The upcoming Reserve Bank cash rate decision is a close call, but the latest inflation figures may be enough to prompt the RBA to hit the brakes next Tuesday.
In Australia, inflation is moving in a positive direction, with February's annual figures at 6.8%, down from 7.4% the previous month and 8.4% in December, according to the ABS's new monthly dataset.
The monthly CPI indicator was the last piece of domestic data the Board needed to see before the April meeting, with the others being retail trade figures, employment, and business confidence.
While this month's employment and business confidence data were strong, giving the RBA room for another hike, the Board is ultimately seeking an opportunity to pause and allow time for the previous rate hikes to take effect.
Additionally, it may want to assess the potential risks arising from recent global volatility.
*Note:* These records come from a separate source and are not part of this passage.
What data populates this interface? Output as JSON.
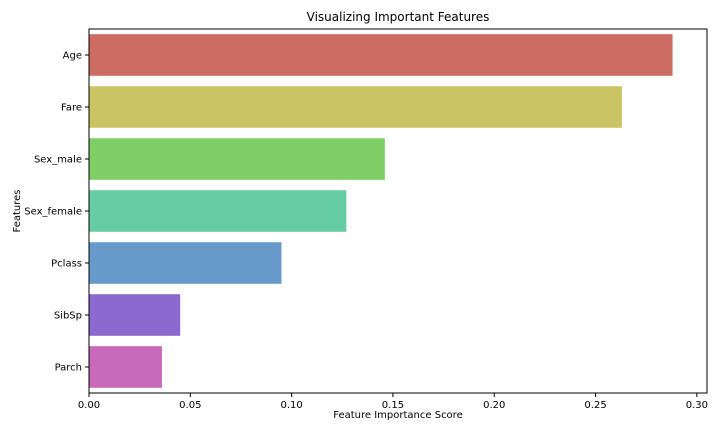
{
  "chart_data": {
    "type": "bar",
    "orientation": "horizontal",
    "title": "Visualizing Important Features",
    "xlabel": "Feature Importance Score",
    "ylabel": "Features",
    "categories": [
      "Age",
      "Fare",
      "Sex_male",
      "Sex_female",
      "Pclass",
      "SibSp",
      "Parch"
    ],
    "values": [
      0.288,
      0.263,
      0.146,
      0.127,
      0.095,
      0.045,
      0.036
    ],
    "colors": [
      "#cc6c62",
      "#cbc465",
      "#7fce66",
      "#66cca3",
      "#689bcc",
      "#8c69cf",
      "#c969bb"
    ],
    "xlim": [
      0,
      0.305
    ],
    "xticks": [
      0.0,
      0.05,
      0.1,
      0.15,
      0.2,
      0.25,
      0.3
    ],
    "xtick_labels": [
      "0.00",
      "0.05",
      "0.10",
      "0.15",
      "0.20",
      "0.25",
      "0.30"
    ],
    "grid": false,
    "legend": "none"
  }
}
With ten consecutive rate hikes, today's inflation figures may be the data the RBA needs to pause.
Rate hike is not off the cards entirely
Inflation remains high at 6.8%, and it's probable that the Board will need to implement at least one more rate hike.
As a result, they may proceed with another hike in April to accomplish their goal.
If this occurs, the cash rate will reach 3.85%, the highest level since April 2012, with a 0.25 percentage point increase.
As a consequence, the typical borrower with a $500,000 loan at the onset of the hikes in May of last year may see their monthly mortgage payments rise by a total of $1,059 soon.
This translates to a 45% increase in their monthly repayments over the course of 12 months.
0.25% HIKE IN APRIL: Increase in monthly repayments
Loan size | April increase | Total increase May-April |
$500,000 | $78 | $1,059 |
$750,000 | $117 | $1,588 |
$1 million | $156 | $2,117 |
Source: RateCity.com.au.
As the RBA contemplates a pause, it's worth noting that both the US and UK central banks implemented a 0.25 percentage point hike to official rates last week, despite recent banking collapses and acquisitions.
How Australia’s inflation and cash rate compare to other countries
Official rate – start of 2022 | Official rate – today | Last meeting | Current annual inflation rate | |
Australia | 0.10% | 3.60% | +0.25% pts, 7 March 23 | 6.8% |
United States | 0.00% - 0.25% | 4.75% - 5.00% | +0.25% pts, 22 March 23 | 6.0% |
European Union* | 0.00% | 3.50% | +0.50% pts, 22 March 23 | 8.5% |
United Kingdom | 0.25% | 4.25% | +0.25% pts, 23 March 23 | 10.4% |
Canada | 0.25% | 4.50% | No change, 8 March 23 | 5.2% |
New Zealand | 0.75% | 4.75% | +0.50% pts, 22 Feb 23 | 7.2% |
Japan | -0.10% | -0.10% | No change, 10 March 23 | 3.3% |
Source: RateCity.com.au.
Nevertheless, Australian households are more vulnerable to official rate adjustments since the majority of borrowers are on variable rates and property prices have skyrocketed, leading to relatively high levels of indebtedness.
RateCity.com.au research director, Sally Tindall, said:
“This will be a line-ball call for the RBA. The arguments for and against a hike are both strong.
However, if the RBA is ultimately looking to hit the pause button, this latest round of inflation data will give them cover to take a breather.
The RBA has already fired off 10 rate hikes, but the average household is probably still only up to their seventh or eighth rise.
Household budgets that are already at the end of their tether might still tip into the red in the next couple of months even if the cash rate stays put in April.
If the RBA keeps the cash rate on hold, borrowers should not assume that’s the end of the hikes.
Inflation might be moving in the right direction but it’s unlikely to come all the way back down below 3 per cent without further intervention.
If you’ve got a mortgage, plan for at least one, potentially even two more RBA hikes in the next few months.
If your budget for these hikes and they don’t materialise then you may decide to tip it into your mortgage anyway."